Through judo, from the beginning, I was always taught to be kind and to think the right way and when giving the medals to the next generation I remembered growing up with both medals and values. I hope I can be part of the transmission of that to this team and the next. For all coaches, including myself, the main things are that the judoka should train well and always with strong values. Aligning these ideas is still developing in Tajikistan but it is getting better and better and judo education is being promoted a lot.
I do my best to teach well and to transmit what I have learned. For example, there are many young judoka trying to come to me for training and I do all I can to give them time. They want to be the best and I owe it to them to value that and provide them with positive experiences. I sometimes get invited to deliver masterclass far away on the other side of Tajikistan and I will find any time I can to go and work in that way. All judoka should learn to not always just take but to give and to share."

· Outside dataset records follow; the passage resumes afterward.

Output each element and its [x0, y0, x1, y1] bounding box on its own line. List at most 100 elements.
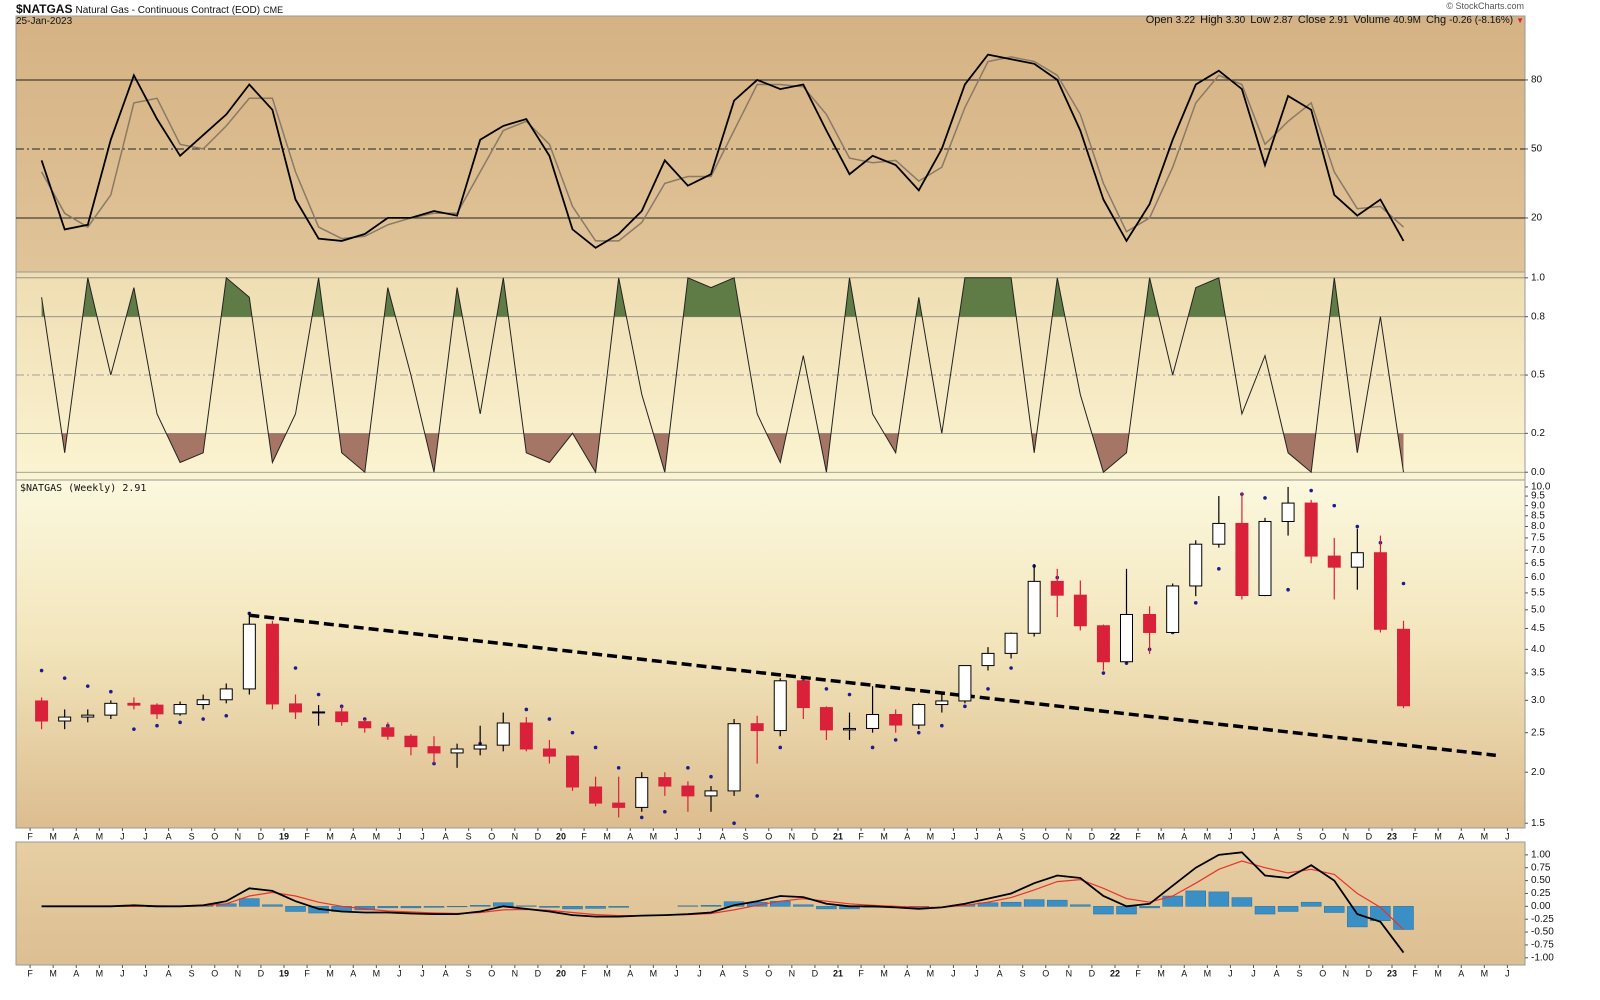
x-tick-label: M: [650, 831, 658, 841]
sar-dot: [593, 745, 598, 750]
candle-body: [1189, 543, 1203, 587]
x-tick-label: J: [951, 968, 956, 978]
x-tick-label: J: [1505, 831, 1510, 841]
x-tick-label: D: [535, 968, 542, 978]
candle-body: [312, 711, 326, 714]
sar-dot: [1217, 567, 1221, 571]
candle-body: [612, 802, 626, 808]
x-tick-label: J: [1251, 968, 1256, 978]
sar-dot: [893, 738, 898, 742]
x-tick-label: J: [1228, 831, 1233, 841]
x-tick-label: 19: [279, 968, 289, 978]
panel-background: [15, 479, 1526, 829]
candle-body: [427, 746, 441, 754]
y-tick-label: 4.0: [1531, 644, 1545, 655]
candle-body: [404, 735, 418, 748]
candle-body: [958, 665, 972, 702]
histogram-bar: [585, 906, 606, 909]
x-tick-label: A: [1458, 831, 1464, 841]
candle-body: [1120, 613, 1133, 663]
x-tick-label: M: [1434, 831, 1442, 841]
y-tick-label: 8.0: [1531, 521, 1545, 532]
y-tick-label: 8.5: [1531, 510, 1545, 521]
x-tick-label: S: [1020, 831, 1026, 841]
x-tick-label: M: [49, 968, 57, 978]
x-tick-label: D: [812, 968, 819, 978]
quote-value: 40.9M: [1393, 15, 1421, 26]
y-tick-label: 7.0: [1531, 545, 1545, 556]
x-tick-label: J: [974, 968, 979, 978]
candle-body: [1373, 552, 1387, 630]
candle-body: [681, 785, 695, 797]
x-tick-label: A: [1274, 968, 1280, 978]
y-tick-label: 50: [1531, 144, 1543, 155]
line-series: [41, 276, 1404, 474]
instrument-name: Natural Gas - Continuous Contract (EOD): [75, 5, 261, 16]
x-tick-label: M: [96, 968, 104, 978]
histogram-bar: [262, 904, 283, 907]
candle-body: [196, 699, 210, 706]
candle-body: [981, 652, 995, 667]
x-tick-label: 23: [1387, 968, 1397, 978]
sar-dot: [847, 692, 852, 697]
x-tick-label: D: [1089, 968, 1096, 978]
x-tick-label: D: [1366, 831, 1373, 841]
x-tick-label: A: [720, 968, 726, 978]
sar-dot: [178, 720, 182, 725]
histogram-bar: [1116, 906, 1137, 915]
y-tick-label: 2.5: [1531, 727, 1545, 738]
x-tick-label: M: [1204, 968, 1212, 978]
sar-dot: [639, 815, 644, 820]
x-tick-label: S: [466, 968, 472, 978]
y-tick-label: 0.8: [1531, 311, 1545, 322]
candle-body: [704, 790, 718, 797]
y-tick-label: 1.00: [1531, 850, 1551, 861]
sar-dot: [709, 774, 713, 779]
candle-body: [843, 727, 856, 731]
x-tick-label: J: [143, 831, 148, 841]
x-tick-label: M: [880, 831, 888, 841]
x-tick-label: A: [350, 968, 356, 978]
candle-body: [750, 723, 764, 732]
candle-body: [1258, 520, 1272, 597]
candle-body: [912, 704, 926, 726]
x-tick-label: A: [166, 831, 172, 841]
candle-body: [1397, 628, 1410, 707]
sar-dot: [224, 713, 229, 718]
x-tick-label: S: [1297, 968, 1303, 978]
candle-body: [1327, 555, 1341, 568]
x-tick-label: S: [466, 831, 472, 841]
x-tick-label: F: [27, 968, 33, 978]
x-tick-label: 22: [1110, 831, 1120, 841]
x-tick-label: M: [1204, 831, 1212, 841]
candle-body: [1281, 502, 1295, 522]
x-tick-label: F: [1135, 831, 1141, 841]
candle-body: [1050, 580, 1064, 596]
x-tick-label: S: [189, 831, 195, 841]
x-tick-label: M: [96, 831, 104, 841]
candle-body: [173, 704, 187, 715]
x-tick-label: N: [789, 968, 796, 978]
histogram-bar: [1254, 906, 1276, 915]
quote-value: 2.87: [1273, 15, 1293, 26]
x-tick-label: M: [1157, 968, 1165, 978]
y-tick-label: -1.00: [1531, 952, 1554, 963]
x-tick-label: D: [258, 968, 265, 978]
y-tick-label: 6.5: [1531, 558, 1545, 569]
candle-body: [796, 680, 810, 709]
sar-dot: [109, 689, 113, 694]
y-tick-label: 0.75: [1531, 862, 1551, 873]
y-tick-label: 0.2: [1531, 428, 1545, 439]
x-tick-label: 20: [556, 831, 566, 841]
sar-dot: [870, 745, 875, 750]
histogram-bar: [1370, 906, 1391, 921]
histogram-bar: [816, 906, 837, 910]
line-series: [40, 56, 1405, 242]
x-tick-label: O: [211, 831, 218, 841]
histogram-bar: [562, 906, 583, 910]
candle-body: [1350, 552, 1364, 568]
x-tick-label: J: [420, 831, 425, 841]
histogram-bar: [469, 905, 491, 907]
candle-body: [219, 688, 233, 701]
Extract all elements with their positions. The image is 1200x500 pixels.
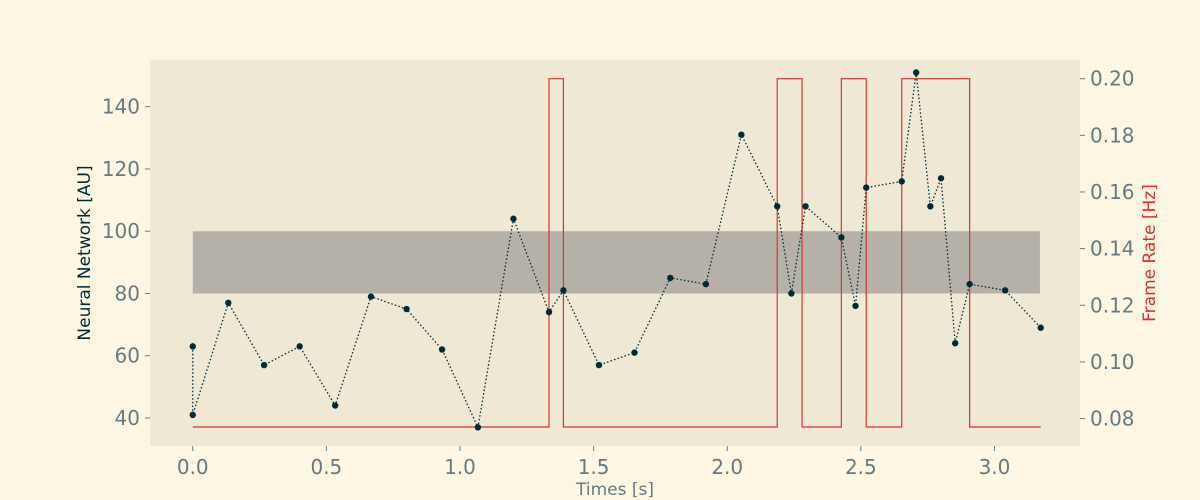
band-layer xyxy=(192,231,1040,294)
data-point xyxy=(631,349,638,356)
y-right-tick-label: 0.18 xyxy=(1090,123,1135,147)
x-tick-label: 2.5 xyxy=(845,455,877,479)
y-right-axis-label: Frame Rate [Hz] xyxy=(1140,184,1160,322)
y-right-tick-label: 0.14 xyxy=(1090,237,1135,261)
y-right-tick-label: 0.08 xyxy=(1090,407,1135,431)
y-left-tick-label: 60 xyxy=(115,344,140,368)
data-point xyxy=(474,424,482,431)
x-tick-label: 3.0 xyxy=(979,455,1011,479)
y-right-tick-label: 0.12 xyxy=(1090,293,1135,317)
data-point xyxy=(838,234,845,241)
data-point xyxy=(367,293,375,300)
data-point xyxy=(225,299,232,307)
frame-rate-step-line xyxy=(192,78,1041,428)
data-point xyxy=(788,290,795,297)
data-point xyxy=(296,343,303,350)
data-point xyxy=(545,308,553,316)
data-point xyxy=(852,302,859,310)
data-point xyxy=(927,203,934,210)
data-point xyxy=(189,343,196,350)
x-tick-label: 0.0 xyxy=(177,455,209,479)
data-point xyxy=(951,340,959,347)
x-tick-label: 1.5 xyxy=(578,455,610,479)
shaded-band xyxy=(192,231,1040,294)
data-point xyxy=(738,131,745,138)
data-point xyxy=(898,178,905,185)
x-axis-ticks: 0.0 0.5 1.0 1.5 2.0 2.5 3.0 xyxy=(177,446,1011,479)
y-left-axis-ticks: 40 60 80 100 120 140 xyxy=(102,95,150,430)
data-point xyxy=(667,274,674,282)
y-left-tick-label: 120 xyxy=(102,157,140,181)
y-right-tick-label: 0.16 xyxy=(1090,180,1135,204)
data-point xyxy=(774,203,781,210)
data-point xyxy=(510,215,517,222)
data-point xyxy=(1037,324,1044,331)
y-right-axis-ticks: 0.08 0.10 0.12 0.14 0.16 0.18 0.20 xyxy=(1080,67,1135,431)
x-tick-label: 1.0 xyxy=(444,455,476,479)
y-left-axis-label: Neural Network [AU] xyxy=(75,165,95,340)
data-point xyxy=(912,69,920,76)
data-point xyxy=(189,411,196,419)
data-point xyxy=(702,280,710,288)
data-point xyxy=(966,280,973,288)
neural-network-line xyxy=(192,72,1042,430)
data-point xyxy=(802,203,809,210)
y-left-tick-label: 100 xyxy=(102,219,140,243)
y-left-tick-label: 80 xyxy=(115,281,140,305)
y-right-tick-label: 0.20 xyxy=(1090,67,1135,91)
data-point xyxy=(560,287,567,294)
x-axis-label: Times [s] xyxy=(575,480,654,500)
data-point xyxy=(331,402,339,409)
data-point xyxy=(595,361,603,369)
data-point xyxy=(260,361,268,369)
y-left-tick-label: 40 xyxy=(115,406,140,430)
data-point xyxy=(403,305,410,313)
y-left-tick-label: 140 xyxy=(102,95,140,119)
x-tick-label: 2.0 xyxy=(711,455,743,479)
y-right-tick-label: 0.10 xyxy=(1090,350,1135,374)
data-point xyxy=(937,175,945,182)
neural-network-series xyxy=(189,69,1044,431)
data-point xyxy=(1001,287,1009,294)
x-tick-label: 0.5 xyxy=(310,455,342,479)
data-point xyxy=(438,346,446,353)
frame-rate-series xyxy=(192,78,1041,428)
data-point xyxy=(863,184,870,191)
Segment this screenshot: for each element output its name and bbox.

"I’m looking forward to one day cheering for our mixed team at a world championships or an Olympic Games. With continued education, development across both men and women and continued strategic planning, this day will come soon; just a few more years work to do.”
With such positivity from the previous generation, from the federation president and from the judoka themselves, all supported by the whole country, Tajikistan can’t fail but to step forward more boldly on the world stage. It feels like the Dushanbe Grand Prix was a perfect introduction to an incredible future for Tajik judo.